De mannen zijn gedurende de kweekperiode enorm druk en produceren in deze periode veel nesten. De man bouwt zijn nest met de bladeren van onder andere grove grassen. De vogel bouwt zijn nest in dode takken. Deze moeten dan ook ruim aanwezig zijn in de volière. Het nest is in vorm vergelijkbare met het nest van de grote textorwever. De ingang van het nest zit aan de onderkant. Als het nest af is, bekleedt de pop de binnenkant van het nest met zachte materialen als veertjes, wol of pluisjes. Het valt veelal niet op dat de pop zit te broeden aangezien ze snel van het nest af gaat wanneer de volière benaderd wordt. De pop broedt gedurende 13 dagen op doorgaans 2–3 eieren. De eieren zijn blauwgroenig gekleurd.

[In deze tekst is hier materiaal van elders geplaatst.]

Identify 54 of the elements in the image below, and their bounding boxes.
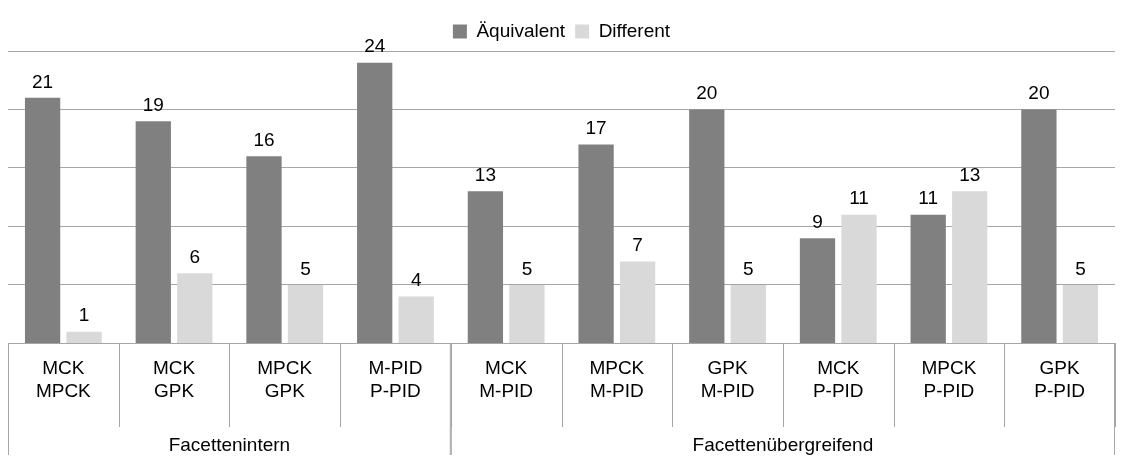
legend-label: Äquivalent xyxy=(476,19,566,41)
data-label: 5 xyxy=(521,257,533,279)
data-label: 17 xyxy=(585,117,607,139)
data-label: 9 xyxy=(812,210,823,232)
data-label: 7 xyxy=(632,234,643,256)
bar xyxy=(66,331,102,343)
data-label: 5 xyxy=(1075,257,1086,279)
data-label: 16 xyxy=(253,129,275,150)
data-label: 21 xyxy=(32,70,54,92)
bar xyxy=(357,62,393,343)
data-label: 6 xyxy=(189,245,201,267)
text: Facettenintern xyxy=(168,433,291,455)
data-label: 13 xyxy=(474,164,496,186)
data-label: 1 xyxy=(78,304,90,326)
x-tick-label: MPCK M-PID xyxy=(589,357,645,401)
bar xyxy=(730,284,766,343)
bar xyxy=(246,156,282,343)
bar xyxy=(1021,109,1057,343)
bar xyxy=(952,191,988,343)
x-tick-label: GPK P-PID xyxy=(1034,357,1085,401)
x-tick-label: MPCK P-PID xyxy=(921,357,977,401)
bar xyxy=(24,97,61,343)
bar xyxy=(467,191,504,343)
x-tick-label: MCK MPCK xyxy=(35,357,92,401)
x-tick-label: MCK P-PID xyxy=(812,357,864,401)
bar xyxy=(910,214,946,343)
bar xyxy=(398,296,434,343)
bar xyxy=(841,214,877,343)
bar xyxy=(619,261,656,343)
data-label: 11 xyxy=(849,187,869,209)
bar xyxy=(509,284,545,343)
data-label: 13 xyxy=(959,164,981,186)
bar xyxy=(689,109,725,343)
text: Facettenübergreifend xyxy=(692,433,874,455)
data-label: 11 xyxy=(918,187,939,209)
legend-label: Different xyxy=(598,19,671,41)
x-tick-label: MCK GPK xyxy=(152,357,196,401)
bar xyxy=(135,121,171,343)
data-label: 5 xyxy=(743,257,754,279)
data-label: 20 xyxy=(696,82,718,104)
data-label: 4 xyxy=(410,269,422,291)
bar xyxy=(177,273,213,343)
x-tick-label: M-PID P-PID xyxy=(368,357,423,401)
x-tick-label: MCK M-PID xyxy=(479,357,534,401)
data-label: 19 xyxy=(142,93,164,115)
bar xyxy=(578,144,614,343)
bar xyxy=(1062,284,1099,343)
data-label: 24 xyxy=(364,35,386,57)
bar xyxy=(287,284,324,343)
x-tick-label: GPK M-PID xyxy=(700,357,755,401)
data-label: 5 xyxy=(300,257,311,279)
x-tick-label: MPCK GPK xyxy=(257,357,313,401)
bar xyxy=(799,238,836,343)
data-label: 20 xyxy=(1028,82,1050,104)
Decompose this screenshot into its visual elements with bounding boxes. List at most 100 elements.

De jongen worden uitsluitend door de pop gevoerd, met levend voer en pap. Het nest blijft ten alle tijden schoon en er wordt geen ontlasting in gevonden. De jongen groeien redelijk snel en na 18 dagen zitten ze dan ook volledig in de veren en vliegen de jongen uit. De jongen zijn dan grijzig van kleur. De pop voert de jongen nog gedurende ruim twee weken tot de jongen volledig zelfstandig zijn. De man helpt niet bij de verzorging van de jongen, maar is wel beschermend naar de jongen. Meerdere legsels per jaar zijn geen uitzondering en als er meerdere poppen per man gehuisvest worden, zal de man nesten bouwen voor meerdere poppen. Hij kan meerdere poppen tegelijk onderhouden.

 

De vogels kunnen geringd worden met ringmaat 3.2.

 

* Naam van de eerste auteur die deze vogelsoort een wetenschappelijke naam gaf, en het jaar waarin dat gebeurde.
Is de eerste wetenschappelijke naam nadien gewijzigd, dan staat de auteursnaam en het jaartal tussen haakjes.